As the concept of responsible investing gains traction in the U.S., defined contribution plan sponsors and consultants may be well advised to note the findings of a study released Friday by Calvert Investments.
Employees who had access to responsible investing options in their retirement plans were more satisfied with their employers than those who didn’t, the study found.
The study explored participants’ familiarity with and receptivity to responsible investing. It also looked at how including responsible investing plan options would affect engagement with a company’s plan and attitudes about the employer.
Calvert, a provider of responsible investments, defines RI as investing in companies that are good in terms of environmental stewardship, respect for human rights and strong governance practices.
The research was conducted by 8 Acre Perspective, which polled 1,231 defined contribution retirement plan participants, including 401(k), 403(b) and 457 plan participants, and 295 eligible nonparticipants, between July 29 and Aug. 10.
Plan participants in the study expressed concern about challenges facing society, and wanted to be involved in solving them.
Seventy percent said supporting causes they believed in was an important part of their life, and 87% said they wanted investment options that aligned with their values.
The research showed that 82% of retirement plan participants were likely to select a responsible investment option if one were offered by their plan, and 32% of those interested said they would direct all of their plan contributions to such options.
Millennials, in particular, were more likely to direct all of their plan contributions to responsible investing mutual funds if these were on offer, the survey found.
Fifty-six percent of eligible nonparticipants were also more likely to participate in the plan if it offered a responsible investing option.
For companies that have yet to offer responsible investing options, educating employees can lead to widespread interest among participants in exploring this investment opportunity, researchers found.
After being read a definition of responsible investing, 72% of those polled said they would likely invest in a responsible investing product in the next 12 months.
Millennials, Asian-Americans and African-Americans were most likely to consider responsible investing mutual funds in the upcoming year.
In addition, 47% of participants said they preferred to invest with a firm that specializes in responsible investing rather than a generalist firm.

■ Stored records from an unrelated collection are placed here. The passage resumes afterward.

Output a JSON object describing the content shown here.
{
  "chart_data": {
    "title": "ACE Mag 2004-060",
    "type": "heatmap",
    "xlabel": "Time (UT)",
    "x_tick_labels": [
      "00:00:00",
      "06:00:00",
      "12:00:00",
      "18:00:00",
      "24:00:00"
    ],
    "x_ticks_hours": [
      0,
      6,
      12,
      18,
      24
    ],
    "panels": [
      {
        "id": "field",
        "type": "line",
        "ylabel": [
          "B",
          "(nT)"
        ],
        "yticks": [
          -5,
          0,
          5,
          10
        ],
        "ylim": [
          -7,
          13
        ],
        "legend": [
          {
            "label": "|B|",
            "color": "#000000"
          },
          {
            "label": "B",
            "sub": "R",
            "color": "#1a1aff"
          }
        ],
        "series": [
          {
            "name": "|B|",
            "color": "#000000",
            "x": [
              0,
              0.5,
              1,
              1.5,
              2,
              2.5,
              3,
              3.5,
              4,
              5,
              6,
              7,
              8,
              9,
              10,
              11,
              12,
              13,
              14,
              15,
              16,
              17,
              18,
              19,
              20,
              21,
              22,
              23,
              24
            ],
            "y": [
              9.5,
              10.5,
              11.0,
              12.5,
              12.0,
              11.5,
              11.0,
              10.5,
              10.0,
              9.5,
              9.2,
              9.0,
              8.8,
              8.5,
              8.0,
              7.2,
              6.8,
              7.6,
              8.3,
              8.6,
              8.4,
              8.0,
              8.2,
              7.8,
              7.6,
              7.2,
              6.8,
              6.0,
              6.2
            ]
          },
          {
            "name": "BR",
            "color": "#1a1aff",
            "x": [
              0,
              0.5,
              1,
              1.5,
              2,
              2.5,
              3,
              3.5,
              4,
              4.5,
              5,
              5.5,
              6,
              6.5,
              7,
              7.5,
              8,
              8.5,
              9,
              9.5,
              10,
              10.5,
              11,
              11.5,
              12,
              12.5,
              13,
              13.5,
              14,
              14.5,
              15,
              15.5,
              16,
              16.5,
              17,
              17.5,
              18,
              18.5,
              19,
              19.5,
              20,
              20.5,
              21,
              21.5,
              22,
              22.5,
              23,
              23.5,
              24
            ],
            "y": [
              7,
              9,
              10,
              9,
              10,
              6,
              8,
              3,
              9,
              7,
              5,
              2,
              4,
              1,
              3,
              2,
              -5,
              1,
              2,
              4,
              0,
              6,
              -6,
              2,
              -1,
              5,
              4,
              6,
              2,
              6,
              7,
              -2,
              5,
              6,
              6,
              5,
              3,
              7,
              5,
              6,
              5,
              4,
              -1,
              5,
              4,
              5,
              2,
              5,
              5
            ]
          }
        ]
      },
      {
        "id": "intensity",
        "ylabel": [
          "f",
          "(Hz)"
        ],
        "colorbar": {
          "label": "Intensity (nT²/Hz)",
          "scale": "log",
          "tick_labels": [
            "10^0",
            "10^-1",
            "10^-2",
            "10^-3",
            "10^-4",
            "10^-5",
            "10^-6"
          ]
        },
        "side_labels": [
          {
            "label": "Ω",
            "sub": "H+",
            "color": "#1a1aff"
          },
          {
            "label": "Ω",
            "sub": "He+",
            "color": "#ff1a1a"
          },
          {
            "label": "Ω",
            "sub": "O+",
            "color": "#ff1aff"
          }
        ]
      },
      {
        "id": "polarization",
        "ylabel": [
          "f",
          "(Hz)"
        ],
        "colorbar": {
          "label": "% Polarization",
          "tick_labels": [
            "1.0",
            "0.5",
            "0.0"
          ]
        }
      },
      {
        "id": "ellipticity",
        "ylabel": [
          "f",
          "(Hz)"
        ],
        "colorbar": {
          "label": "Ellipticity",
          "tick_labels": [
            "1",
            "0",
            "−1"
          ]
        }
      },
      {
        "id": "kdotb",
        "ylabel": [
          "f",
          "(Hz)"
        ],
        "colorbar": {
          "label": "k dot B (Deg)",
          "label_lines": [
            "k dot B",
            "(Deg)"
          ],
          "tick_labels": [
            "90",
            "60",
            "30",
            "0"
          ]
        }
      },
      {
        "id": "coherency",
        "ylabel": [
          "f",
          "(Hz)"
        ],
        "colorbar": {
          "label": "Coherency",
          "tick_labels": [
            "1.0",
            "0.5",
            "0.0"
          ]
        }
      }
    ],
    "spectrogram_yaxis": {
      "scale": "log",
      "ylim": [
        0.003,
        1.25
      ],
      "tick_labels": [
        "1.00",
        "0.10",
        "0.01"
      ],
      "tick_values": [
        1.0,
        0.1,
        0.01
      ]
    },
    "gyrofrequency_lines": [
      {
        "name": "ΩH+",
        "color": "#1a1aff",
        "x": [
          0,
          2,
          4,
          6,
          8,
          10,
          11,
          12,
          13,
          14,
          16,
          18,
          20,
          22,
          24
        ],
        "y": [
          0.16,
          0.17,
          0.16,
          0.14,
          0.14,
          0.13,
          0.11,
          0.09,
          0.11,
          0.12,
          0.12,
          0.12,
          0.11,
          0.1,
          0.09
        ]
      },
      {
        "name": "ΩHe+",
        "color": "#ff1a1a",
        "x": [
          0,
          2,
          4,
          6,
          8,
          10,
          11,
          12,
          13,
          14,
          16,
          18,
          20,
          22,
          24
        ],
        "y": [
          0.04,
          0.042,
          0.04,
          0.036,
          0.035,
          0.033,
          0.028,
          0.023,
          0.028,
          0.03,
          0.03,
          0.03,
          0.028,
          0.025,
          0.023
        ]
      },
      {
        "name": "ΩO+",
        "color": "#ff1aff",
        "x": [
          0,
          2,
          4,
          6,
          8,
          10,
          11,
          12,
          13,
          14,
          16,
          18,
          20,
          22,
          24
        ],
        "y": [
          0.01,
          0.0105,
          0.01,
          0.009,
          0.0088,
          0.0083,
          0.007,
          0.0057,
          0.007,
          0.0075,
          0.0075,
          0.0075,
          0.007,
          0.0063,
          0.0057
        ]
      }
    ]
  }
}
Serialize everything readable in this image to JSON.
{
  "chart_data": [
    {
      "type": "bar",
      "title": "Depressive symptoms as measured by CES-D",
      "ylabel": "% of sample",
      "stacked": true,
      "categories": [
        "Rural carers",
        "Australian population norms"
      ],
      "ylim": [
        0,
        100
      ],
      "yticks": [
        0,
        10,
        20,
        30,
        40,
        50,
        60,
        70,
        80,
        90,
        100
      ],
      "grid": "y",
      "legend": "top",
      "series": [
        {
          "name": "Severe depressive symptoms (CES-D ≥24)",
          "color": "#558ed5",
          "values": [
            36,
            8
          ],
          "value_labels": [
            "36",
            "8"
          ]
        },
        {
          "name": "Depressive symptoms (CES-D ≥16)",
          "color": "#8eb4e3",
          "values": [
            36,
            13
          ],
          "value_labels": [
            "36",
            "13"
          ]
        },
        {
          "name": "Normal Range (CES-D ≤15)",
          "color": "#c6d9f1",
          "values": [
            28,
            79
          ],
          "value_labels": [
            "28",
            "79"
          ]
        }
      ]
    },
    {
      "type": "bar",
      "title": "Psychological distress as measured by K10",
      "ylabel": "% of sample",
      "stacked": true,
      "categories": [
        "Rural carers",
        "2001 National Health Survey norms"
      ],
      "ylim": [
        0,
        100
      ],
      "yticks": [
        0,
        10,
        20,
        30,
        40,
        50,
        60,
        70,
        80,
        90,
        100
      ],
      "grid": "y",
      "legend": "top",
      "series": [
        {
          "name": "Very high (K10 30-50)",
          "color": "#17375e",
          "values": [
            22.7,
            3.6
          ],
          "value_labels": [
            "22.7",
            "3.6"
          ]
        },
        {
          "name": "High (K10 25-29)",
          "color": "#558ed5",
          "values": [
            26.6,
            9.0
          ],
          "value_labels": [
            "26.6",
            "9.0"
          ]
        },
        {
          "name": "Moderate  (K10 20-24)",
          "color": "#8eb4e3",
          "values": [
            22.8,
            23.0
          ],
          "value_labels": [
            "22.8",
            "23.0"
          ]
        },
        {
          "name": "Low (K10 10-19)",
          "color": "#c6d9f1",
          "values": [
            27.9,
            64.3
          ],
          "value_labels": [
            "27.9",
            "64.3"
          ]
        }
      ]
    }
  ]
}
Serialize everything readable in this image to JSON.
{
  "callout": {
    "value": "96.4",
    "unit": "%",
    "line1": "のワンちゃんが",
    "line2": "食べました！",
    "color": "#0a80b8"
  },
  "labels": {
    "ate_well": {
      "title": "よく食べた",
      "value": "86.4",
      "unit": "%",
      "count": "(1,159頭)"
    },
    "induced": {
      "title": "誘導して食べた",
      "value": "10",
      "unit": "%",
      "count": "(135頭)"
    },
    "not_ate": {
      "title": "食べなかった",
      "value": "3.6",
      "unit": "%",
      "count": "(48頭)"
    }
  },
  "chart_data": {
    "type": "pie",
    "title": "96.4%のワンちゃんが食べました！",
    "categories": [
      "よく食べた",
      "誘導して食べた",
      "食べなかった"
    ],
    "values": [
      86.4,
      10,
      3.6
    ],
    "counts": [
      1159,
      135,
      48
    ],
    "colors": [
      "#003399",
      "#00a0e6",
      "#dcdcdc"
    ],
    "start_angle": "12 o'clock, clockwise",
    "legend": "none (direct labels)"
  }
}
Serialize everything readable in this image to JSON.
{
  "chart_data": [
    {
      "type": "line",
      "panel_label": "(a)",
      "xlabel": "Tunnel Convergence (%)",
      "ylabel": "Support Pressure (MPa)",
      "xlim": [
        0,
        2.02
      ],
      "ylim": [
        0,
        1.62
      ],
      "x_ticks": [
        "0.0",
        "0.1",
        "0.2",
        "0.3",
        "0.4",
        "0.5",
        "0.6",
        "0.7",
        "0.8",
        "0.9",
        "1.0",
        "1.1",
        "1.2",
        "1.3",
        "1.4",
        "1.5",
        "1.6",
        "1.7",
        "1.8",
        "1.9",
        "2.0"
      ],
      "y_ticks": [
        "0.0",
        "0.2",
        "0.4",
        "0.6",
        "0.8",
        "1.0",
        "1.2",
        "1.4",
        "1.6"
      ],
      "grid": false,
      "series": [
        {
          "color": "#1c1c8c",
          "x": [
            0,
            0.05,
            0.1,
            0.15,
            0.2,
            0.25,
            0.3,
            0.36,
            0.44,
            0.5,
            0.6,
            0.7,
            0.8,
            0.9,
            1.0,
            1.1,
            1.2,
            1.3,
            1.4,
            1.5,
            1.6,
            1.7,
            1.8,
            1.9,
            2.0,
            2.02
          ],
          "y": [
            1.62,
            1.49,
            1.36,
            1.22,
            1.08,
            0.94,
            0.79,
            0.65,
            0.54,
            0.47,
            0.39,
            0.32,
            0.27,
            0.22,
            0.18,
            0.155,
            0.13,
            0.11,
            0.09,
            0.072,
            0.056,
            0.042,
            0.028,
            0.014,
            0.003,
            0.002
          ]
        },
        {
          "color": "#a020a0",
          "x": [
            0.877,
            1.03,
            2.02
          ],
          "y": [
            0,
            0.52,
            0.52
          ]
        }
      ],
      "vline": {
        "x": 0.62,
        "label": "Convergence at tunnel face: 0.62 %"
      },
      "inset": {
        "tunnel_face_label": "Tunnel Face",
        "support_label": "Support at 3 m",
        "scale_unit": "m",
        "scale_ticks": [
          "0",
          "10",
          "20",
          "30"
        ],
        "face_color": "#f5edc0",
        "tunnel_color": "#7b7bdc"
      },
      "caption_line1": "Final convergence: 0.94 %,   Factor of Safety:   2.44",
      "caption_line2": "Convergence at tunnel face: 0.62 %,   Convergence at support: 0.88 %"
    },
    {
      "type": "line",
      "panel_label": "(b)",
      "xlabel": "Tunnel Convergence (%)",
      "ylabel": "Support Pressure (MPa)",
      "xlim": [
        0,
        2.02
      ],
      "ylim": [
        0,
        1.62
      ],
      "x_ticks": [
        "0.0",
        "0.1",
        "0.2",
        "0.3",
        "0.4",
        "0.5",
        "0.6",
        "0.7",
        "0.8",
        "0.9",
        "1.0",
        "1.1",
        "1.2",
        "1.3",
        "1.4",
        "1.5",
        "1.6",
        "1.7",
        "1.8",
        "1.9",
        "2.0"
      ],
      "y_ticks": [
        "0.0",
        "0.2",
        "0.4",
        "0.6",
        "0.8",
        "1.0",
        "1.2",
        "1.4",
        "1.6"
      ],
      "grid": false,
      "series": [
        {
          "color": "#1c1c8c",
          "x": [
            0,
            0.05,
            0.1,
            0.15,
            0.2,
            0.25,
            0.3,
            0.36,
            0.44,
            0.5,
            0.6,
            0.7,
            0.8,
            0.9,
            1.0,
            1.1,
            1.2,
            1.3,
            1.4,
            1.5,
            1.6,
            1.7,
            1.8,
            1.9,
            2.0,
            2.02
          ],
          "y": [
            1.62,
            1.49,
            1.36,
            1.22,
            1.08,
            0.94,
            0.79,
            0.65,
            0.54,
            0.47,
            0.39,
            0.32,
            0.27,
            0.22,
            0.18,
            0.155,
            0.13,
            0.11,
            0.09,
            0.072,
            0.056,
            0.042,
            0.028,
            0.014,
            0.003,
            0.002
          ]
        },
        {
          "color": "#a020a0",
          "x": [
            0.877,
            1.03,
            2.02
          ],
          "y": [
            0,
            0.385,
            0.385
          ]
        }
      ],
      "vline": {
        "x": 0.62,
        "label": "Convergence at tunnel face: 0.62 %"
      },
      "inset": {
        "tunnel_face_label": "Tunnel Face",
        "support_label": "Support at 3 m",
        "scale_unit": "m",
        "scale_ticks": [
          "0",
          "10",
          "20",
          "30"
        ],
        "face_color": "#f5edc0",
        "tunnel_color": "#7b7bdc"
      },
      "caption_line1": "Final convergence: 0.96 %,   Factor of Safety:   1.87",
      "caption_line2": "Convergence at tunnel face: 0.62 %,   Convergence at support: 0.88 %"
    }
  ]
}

Some two-thirds of participants assumed that responsible investing funds would be as good as or better than other mutual funds in terms of risk, volatility and performance.
And more than half said they would be willing to pay more for these funds.
In a finding that should put companies on alert, 61% of participants who had responsible investing options available in their plan reported high satisfaction with their employer, compared with 44% who did not have these options.
Those with responsible options were also likelier to recommend the employer.
“These findings give a clear indication to plan sponsors that participants not only want them to offer a responsible investing option, but that by doing so, many plan participants would feel better about the plan and their employer,” Lynne Ford, Calvert’s executive vice president of distribution, said in a statement.
Calvert didn’t explore whether the ability to invest in RI funds made employees happier or the companies that offered them simply were more likely to treat their employees better.
The study also included a Responsible Investment Engagement Index, created from respondents’ ratings of 10 questions. Each respondent could receive a score of zero to 100 based on their individual ratings.
Across all participants, the average score was 62, indicating a positive mindset toward responsible investing, Calvert said in the statement.
Female, millennial and African-American respondents, each with a score of 65, skewed higher than their male (60), generational (Gen X 63, boomer 59) and Caucasian (62) counterparts.
As well, companies with between 500 and 999 employees scored significantly higher on the index than both smaller and larger firms.